49—the percent of Americans who said they intend to make a green resolution for 2008 in a recent national phone survey.
75—the percent who said they are "very likely" or "somewhat likely" to reduce their home's energy consumption this year.
74—the percent who said they are likely to recycle more.
66—the percent who said they are likely to reduce household chemicals.
43—the percent who said they are likely to reduce their carbon footprint.
42—the percent who said they would carry reusable bags to the grocery store.
The amount of wood and paper we throw away each year is enough to heat 50 million homes for 20 years.
Each gallon of gas used by a car contributes about 19 pounds of CO2 into the atmosphere.  For a single car driving 1,000 miles a month, that adds up to 120 tons of CO2 a year.

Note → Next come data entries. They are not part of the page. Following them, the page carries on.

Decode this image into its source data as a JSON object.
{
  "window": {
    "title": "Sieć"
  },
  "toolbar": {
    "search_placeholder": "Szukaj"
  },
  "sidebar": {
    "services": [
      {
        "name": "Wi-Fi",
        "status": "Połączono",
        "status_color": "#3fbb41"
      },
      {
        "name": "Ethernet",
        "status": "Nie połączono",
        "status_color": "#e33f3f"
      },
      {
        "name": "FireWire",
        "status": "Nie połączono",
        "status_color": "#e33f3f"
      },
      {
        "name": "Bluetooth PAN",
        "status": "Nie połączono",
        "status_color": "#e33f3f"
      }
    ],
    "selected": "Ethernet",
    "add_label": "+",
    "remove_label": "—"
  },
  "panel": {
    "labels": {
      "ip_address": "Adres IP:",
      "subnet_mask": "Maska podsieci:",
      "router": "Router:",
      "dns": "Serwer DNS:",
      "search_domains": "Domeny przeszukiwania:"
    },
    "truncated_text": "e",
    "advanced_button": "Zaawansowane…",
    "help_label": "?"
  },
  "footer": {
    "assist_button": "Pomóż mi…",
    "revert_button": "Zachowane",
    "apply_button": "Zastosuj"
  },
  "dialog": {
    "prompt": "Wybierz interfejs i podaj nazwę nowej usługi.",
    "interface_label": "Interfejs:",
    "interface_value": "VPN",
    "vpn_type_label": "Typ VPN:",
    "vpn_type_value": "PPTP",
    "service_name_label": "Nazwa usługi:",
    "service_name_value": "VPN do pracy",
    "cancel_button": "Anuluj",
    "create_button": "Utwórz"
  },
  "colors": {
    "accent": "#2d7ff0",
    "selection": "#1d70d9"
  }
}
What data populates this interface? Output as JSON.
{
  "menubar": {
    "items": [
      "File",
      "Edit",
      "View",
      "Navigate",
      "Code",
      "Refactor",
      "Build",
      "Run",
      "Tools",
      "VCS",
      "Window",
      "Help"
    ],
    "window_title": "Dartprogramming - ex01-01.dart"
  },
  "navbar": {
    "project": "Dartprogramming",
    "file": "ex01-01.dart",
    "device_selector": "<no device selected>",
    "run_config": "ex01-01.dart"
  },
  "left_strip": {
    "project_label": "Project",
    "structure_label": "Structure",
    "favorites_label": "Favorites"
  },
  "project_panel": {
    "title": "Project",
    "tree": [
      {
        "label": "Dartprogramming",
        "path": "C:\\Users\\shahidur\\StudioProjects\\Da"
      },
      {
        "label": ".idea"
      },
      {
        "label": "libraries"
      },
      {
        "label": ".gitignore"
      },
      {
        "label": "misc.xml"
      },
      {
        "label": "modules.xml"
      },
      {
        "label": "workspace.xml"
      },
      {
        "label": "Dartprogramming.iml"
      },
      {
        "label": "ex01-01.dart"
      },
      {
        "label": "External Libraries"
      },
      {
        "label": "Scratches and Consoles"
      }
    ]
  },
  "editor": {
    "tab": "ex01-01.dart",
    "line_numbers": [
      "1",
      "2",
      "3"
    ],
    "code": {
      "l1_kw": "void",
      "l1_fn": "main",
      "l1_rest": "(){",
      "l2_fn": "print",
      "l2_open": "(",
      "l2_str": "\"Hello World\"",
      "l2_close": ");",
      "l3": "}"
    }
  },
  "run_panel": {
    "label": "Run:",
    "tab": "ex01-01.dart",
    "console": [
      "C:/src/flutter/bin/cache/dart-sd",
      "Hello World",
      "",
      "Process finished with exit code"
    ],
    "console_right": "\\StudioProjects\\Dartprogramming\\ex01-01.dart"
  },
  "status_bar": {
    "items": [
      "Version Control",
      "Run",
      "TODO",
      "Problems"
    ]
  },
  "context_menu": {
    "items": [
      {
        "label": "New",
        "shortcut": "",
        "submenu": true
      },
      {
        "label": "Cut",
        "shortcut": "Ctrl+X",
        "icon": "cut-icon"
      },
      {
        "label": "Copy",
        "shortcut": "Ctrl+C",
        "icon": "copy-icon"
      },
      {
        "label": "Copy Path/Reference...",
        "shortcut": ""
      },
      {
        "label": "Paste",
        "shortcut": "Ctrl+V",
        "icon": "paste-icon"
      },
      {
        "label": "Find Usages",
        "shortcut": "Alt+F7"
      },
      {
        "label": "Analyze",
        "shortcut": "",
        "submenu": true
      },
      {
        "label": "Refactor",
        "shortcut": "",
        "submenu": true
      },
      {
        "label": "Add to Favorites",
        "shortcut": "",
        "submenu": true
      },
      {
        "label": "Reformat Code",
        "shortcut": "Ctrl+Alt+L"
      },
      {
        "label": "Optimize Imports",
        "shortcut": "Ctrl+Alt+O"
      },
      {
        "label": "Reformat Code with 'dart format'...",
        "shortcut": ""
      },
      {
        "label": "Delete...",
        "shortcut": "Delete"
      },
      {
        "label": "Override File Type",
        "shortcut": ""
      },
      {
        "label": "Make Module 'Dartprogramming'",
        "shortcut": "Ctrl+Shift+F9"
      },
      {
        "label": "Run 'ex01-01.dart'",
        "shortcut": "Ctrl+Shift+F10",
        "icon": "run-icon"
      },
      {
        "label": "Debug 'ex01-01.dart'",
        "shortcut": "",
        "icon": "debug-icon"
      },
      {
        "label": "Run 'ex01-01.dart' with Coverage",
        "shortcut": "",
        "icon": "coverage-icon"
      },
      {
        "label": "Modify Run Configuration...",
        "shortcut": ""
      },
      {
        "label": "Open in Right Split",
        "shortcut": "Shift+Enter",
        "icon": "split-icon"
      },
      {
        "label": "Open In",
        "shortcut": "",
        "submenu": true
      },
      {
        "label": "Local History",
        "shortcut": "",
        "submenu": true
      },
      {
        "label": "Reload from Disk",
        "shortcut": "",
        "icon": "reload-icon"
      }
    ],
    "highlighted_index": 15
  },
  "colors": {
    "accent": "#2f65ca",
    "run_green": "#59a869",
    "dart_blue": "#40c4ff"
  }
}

Americans throw away 2.5 million plastic beverage bottles every hour.
Americans throw away enough glass bottles and jars to fill the 1,350-foot twin towers of New York's World Trade Center every two weeks.
Americans throw away about 40 billion soft drink cans and bottles every year.  Placed end to end, they would reach to the moon and back nearly 20 times.
Eighty-four percent of a typical household's waste--including food scraps, yard waste, paper, cardboard, cans, and bottles--can be recycled.
Using recycled paper for one print run of the Sunday edition of the New York Times would save 75,000 trees.
If every American recycled just one-tenth of their newspapers, we would save about 25 million trees a year.